[trustable-software] No silent failures?

Niall Dalton niall.dalton at gmail.com
Thu Jul 28 17:40:27 UTC 2016


On Mon, Jul 25, 2016 at 2:33 PM, Duncan Hart <dah at seriousaboutsecurity.com>
wrote:

> I have come to accept that silent component failure is a contributor to
> system failure like no other.
>
>   Imagine you have a system with 3-way redundancy :
>
>   If one component fails then nothing bad happens.
>
>   Even if 2 components fail nothing bad happens.
>
>   But if the first, and the first and second fail AND you don't know that
> they have, then on the one hand the redundancy can be said to be effective
> and, on the other hand, each failure that you do not notice, because the
> redundancy is covering you, brings you one step closer to an entire system
> failure.
>
>   When an entire system failure occurs, you will declaim that it was
> impossible because you have (had) 3-way redundancy, but you didn't. You
> once did, then you had 2-way, then no redundancy at all, then you had a
> failure.
>
> Does the logic hold true? How might this manifest itself in a software
> environment?
>


‚ÄčI'm sure plenty of folks suffer from silent failures. Plenty of others
suffer from the opposite problem though. To take your point in a slightly
different direction..

Imagine you have a large distributed system that is instrumented up the
wazoo. 10s or 100s of millions of operations / second in flight, an order
of magnitude more possible measurements. It can be hard to understand/react
appropriately to what is going on and know whether emergency reaction is
appropriate or likely to increase the damage. Say you have some master
service with r=5, and some storage system doing simple r=3 replication. You
suddenly lose 2 masters and 40% of your storage. You're heavily
instrumented so you realize this.

But should lots of sub-components leap into action to recover to full
redundancy? In this case, almost certainly not, since it's in practice
unlikely that you've genuinely lost 40%. Unless your environmental sensors
are picking up a rather exciting amount of heat and particles in the air,
you've probably had some network excursion. Try to swing aggressively into
action to solve it, and you're likely to do a denial of service attack
against yourself.

Now in this very simple case it's easy to imagine understanding it and
setting thresholds to stop the system swinging wildly. But in reality, with
many interacting services that you don't understand running on the system,
and the %s not being so blatantly large.. what do you do? In big systems
you also get some entertaining oscillations where the system never quite
seems to settle as a result of lots of interacting recoveries.
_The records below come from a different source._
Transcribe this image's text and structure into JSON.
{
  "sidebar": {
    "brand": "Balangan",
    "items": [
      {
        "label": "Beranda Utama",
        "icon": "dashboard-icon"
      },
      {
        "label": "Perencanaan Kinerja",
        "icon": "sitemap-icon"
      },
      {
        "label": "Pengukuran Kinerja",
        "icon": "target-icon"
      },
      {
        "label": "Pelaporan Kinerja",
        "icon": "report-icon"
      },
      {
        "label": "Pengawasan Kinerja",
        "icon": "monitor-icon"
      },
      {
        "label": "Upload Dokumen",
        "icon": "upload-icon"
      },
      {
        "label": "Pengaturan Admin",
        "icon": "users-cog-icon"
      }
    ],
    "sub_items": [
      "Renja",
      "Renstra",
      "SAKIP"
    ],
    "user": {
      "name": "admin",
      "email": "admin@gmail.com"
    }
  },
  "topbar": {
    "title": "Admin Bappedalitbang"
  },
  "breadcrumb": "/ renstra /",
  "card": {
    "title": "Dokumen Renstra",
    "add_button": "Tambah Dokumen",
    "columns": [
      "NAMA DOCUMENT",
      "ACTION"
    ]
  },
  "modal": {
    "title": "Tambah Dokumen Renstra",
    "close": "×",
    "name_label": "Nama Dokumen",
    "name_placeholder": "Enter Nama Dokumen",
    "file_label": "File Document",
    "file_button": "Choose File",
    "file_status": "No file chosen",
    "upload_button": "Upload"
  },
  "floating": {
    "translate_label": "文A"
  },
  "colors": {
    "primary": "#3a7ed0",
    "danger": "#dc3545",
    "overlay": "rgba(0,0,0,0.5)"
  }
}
Scale the failure down to losing a single storage box in the cluster.
Rebalance or not? Eh, you could, but you might also want to consider just
running fractionally below r=3 on the data until someone swaps in a new
power supply. And so on.

I go off on this tangent to raise the whole bucket of pain involved in
building a trustworthy system like this. Nor that we necessarily want to
try to build a 100% trustworthy system. Life gets a /lot/ easier if we
tolerate a little slop rather than demanding perfection. Which is not to
say that systems designers shouldn't learn a bit more combinatorics,
probability and statistics.. e.g. you may have imagined randomly
distributing chunks of data across the cluster above, and imagine it
relatively unlikely to lose data in some major outage. E.g. take a genuine
large outage where 1% of the 1000 machine cluster is irrevocably lost and
you do random r=3 replication. It's 99.7% that you've lost all 3 copies of
some piece of data. (Breaking the cluster into replication sets where the
number of combinations chosen for placement of replicas can get that down
to 0.02%).

Some services learned this the hard way, going through the transition of
"we have no clue what's happening" -> "we have lots of data but no
understanding" -> "oh bugger, we have exquisite data on just how badly
we're screwed" -> "practically speaking, we're doing ok". But most systems
I look at are disturbingly early in the cycle.